Mais on vieillit, alors on se repose des questions.

L’autre jour, dans le loisir d’une soirée solitaire, j’ai cherché sur le web des noms de gens que je connais depuis l’école primaire, des amis de la fac (qu’en reste-t-il ?), de mes précédentes amours.

J’ai découvert deux ou trois choses.

D’abord, l’existence des gens n’est pas du tout aussi exposée sur le web que nous le croyons, vu depuis le prisme déformant de nos vies de geeks hyperconnectés. Au moins la moitié de mes recherches ne donne rien du tout, ni le nom dans les recherches textuelles, ni la moindre photo (bon sang, ils n’ont même pas de compte Facebook — tant mieux pour eux !).

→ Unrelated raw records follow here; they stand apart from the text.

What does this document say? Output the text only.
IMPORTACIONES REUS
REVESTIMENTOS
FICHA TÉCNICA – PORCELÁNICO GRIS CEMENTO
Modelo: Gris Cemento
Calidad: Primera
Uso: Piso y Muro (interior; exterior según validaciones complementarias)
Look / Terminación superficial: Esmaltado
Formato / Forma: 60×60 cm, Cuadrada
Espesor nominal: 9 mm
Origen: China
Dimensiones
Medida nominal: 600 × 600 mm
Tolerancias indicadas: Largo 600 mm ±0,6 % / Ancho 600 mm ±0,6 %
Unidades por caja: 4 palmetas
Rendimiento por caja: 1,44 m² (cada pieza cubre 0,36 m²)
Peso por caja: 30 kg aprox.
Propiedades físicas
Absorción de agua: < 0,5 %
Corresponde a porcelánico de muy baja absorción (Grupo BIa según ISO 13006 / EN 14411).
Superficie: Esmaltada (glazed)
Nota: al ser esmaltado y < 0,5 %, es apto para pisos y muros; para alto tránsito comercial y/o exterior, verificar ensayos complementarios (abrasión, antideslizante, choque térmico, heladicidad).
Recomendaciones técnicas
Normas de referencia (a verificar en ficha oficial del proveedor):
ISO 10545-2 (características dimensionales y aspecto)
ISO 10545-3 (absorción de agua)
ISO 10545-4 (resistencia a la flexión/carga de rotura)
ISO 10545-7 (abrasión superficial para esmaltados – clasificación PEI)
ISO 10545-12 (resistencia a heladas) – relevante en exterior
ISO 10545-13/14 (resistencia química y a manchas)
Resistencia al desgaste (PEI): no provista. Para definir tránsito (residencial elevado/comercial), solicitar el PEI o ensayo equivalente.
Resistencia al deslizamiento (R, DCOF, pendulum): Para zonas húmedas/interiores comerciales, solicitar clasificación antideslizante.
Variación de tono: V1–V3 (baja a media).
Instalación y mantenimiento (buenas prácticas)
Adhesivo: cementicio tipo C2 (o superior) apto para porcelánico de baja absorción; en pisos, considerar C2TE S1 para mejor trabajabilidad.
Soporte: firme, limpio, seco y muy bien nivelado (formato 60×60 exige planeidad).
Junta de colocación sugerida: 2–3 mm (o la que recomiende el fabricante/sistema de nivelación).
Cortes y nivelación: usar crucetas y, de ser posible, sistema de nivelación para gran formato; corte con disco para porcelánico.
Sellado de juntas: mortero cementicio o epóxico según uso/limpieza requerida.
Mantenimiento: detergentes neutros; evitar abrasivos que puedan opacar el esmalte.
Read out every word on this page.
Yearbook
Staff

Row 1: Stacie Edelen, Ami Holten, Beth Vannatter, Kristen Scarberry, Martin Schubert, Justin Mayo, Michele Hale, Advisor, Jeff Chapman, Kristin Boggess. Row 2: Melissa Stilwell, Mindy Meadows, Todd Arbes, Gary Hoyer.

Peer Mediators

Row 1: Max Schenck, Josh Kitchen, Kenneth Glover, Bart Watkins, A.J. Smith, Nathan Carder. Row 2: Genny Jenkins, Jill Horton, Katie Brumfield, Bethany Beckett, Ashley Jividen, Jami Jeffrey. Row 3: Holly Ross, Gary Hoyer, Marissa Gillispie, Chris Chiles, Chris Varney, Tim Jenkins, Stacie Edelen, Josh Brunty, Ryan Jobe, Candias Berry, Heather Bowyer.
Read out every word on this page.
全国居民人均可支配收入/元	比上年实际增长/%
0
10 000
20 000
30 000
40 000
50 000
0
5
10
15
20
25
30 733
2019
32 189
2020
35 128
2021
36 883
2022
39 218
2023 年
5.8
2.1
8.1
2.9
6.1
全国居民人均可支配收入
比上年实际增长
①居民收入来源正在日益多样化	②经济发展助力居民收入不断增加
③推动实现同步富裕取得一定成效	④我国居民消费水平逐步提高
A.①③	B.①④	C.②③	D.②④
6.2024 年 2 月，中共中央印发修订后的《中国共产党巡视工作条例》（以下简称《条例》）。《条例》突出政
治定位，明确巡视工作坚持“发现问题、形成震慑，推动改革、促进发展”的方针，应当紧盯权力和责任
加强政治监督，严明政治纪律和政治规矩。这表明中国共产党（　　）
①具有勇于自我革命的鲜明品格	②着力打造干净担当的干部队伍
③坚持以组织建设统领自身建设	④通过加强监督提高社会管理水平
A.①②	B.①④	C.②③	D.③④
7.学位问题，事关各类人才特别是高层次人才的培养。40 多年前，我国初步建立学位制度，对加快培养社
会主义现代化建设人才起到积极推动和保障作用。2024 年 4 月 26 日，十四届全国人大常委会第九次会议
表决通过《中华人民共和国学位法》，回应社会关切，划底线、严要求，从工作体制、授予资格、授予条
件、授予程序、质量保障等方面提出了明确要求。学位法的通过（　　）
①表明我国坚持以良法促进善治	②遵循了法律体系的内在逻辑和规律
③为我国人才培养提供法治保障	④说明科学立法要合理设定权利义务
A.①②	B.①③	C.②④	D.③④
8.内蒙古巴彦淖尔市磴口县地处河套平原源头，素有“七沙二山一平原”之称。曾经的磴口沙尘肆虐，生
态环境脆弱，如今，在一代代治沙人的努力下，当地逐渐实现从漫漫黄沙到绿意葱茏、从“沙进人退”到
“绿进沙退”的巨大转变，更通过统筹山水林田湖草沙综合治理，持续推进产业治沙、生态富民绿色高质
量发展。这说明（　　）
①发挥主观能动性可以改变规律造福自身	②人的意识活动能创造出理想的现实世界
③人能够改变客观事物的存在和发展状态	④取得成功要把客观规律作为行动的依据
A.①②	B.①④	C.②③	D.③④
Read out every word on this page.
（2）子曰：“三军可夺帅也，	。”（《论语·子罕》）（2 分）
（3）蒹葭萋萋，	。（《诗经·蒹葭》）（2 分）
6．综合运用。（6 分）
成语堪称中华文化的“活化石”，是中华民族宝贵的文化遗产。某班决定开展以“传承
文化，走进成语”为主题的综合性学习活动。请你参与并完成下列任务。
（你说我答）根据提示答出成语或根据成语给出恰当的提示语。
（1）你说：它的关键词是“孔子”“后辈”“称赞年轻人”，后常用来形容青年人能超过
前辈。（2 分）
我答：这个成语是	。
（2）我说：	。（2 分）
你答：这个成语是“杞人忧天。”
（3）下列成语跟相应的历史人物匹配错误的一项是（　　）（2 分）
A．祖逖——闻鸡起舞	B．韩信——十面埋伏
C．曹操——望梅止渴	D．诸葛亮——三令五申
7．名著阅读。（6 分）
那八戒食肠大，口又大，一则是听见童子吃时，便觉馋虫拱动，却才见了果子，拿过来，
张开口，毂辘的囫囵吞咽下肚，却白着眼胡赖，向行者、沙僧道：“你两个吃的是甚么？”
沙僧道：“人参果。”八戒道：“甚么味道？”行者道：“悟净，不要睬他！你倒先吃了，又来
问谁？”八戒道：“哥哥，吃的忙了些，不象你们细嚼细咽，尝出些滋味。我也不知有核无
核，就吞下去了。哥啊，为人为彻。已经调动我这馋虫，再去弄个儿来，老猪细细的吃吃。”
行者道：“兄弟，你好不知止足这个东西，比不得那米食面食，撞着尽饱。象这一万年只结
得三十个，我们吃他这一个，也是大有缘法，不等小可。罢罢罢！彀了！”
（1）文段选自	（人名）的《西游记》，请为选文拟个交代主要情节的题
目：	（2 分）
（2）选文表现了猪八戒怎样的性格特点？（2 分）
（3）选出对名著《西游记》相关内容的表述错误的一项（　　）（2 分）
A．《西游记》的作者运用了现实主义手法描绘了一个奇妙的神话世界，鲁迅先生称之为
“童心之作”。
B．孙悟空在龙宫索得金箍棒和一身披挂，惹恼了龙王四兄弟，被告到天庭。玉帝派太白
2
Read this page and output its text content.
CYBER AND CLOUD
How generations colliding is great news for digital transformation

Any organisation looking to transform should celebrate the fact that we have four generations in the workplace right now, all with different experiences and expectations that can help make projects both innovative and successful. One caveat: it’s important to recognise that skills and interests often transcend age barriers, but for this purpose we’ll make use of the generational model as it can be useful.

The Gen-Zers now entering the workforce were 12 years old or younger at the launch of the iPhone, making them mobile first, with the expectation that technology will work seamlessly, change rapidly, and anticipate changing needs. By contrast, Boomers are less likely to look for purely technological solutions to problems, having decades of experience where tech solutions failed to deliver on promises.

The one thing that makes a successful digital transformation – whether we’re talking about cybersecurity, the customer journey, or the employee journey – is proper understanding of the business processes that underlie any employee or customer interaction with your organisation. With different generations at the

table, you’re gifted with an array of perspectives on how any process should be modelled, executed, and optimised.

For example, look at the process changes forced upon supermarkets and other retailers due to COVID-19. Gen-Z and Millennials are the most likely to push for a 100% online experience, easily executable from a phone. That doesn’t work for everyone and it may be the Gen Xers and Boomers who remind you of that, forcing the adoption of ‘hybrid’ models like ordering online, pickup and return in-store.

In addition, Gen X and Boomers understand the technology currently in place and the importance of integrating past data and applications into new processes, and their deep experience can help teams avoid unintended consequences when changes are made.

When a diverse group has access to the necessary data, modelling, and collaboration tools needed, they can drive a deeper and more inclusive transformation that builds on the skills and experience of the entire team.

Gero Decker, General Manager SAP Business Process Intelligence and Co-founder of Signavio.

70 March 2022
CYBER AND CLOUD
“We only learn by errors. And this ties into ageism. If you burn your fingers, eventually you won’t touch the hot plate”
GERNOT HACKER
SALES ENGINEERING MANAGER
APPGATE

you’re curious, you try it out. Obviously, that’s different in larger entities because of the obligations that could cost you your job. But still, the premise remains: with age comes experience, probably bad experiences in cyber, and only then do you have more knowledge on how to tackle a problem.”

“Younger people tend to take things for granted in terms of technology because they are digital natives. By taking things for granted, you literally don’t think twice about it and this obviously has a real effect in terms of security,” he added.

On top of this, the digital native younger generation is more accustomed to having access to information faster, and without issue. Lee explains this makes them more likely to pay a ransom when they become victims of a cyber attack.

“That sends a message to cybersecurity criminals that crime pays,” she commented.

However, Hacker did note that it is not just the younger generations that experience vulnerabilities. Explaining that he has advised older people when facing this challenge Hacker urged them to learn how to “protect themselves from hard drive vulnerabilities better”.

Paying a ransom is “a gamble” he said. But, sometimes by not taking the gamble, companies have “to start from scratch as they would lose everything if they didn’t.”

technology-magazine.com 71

Ensuite, ceux que je retrouve sont des vieux. Des vieux. Des gens avec des pattes d’oies, avec des cheveux gris. Je ne me fais pas d’illusion, je me regarde dans la glace : quand on s’y voit tous les jours on a du mal à s’entendre vieillir, mais c’est un fait. On a un bien plus grand choc quand on retrouve des gens pas vus depuis vingt ans.

J’ai aussi découvert que je n’avais rien à leur dire. J’aimerais au moins savoir comment ils vont, mais il faudrait réactiver un compte sur copains d’avant, ou ouvrir un compte Facebook, ou simplement envoyer un mail. Je l’ai déjà fait une fois ou deux, on se sent un peu con, puis on écrit, puis on a une réponse, puis on se reperd de vue. À quoi bon, hein ?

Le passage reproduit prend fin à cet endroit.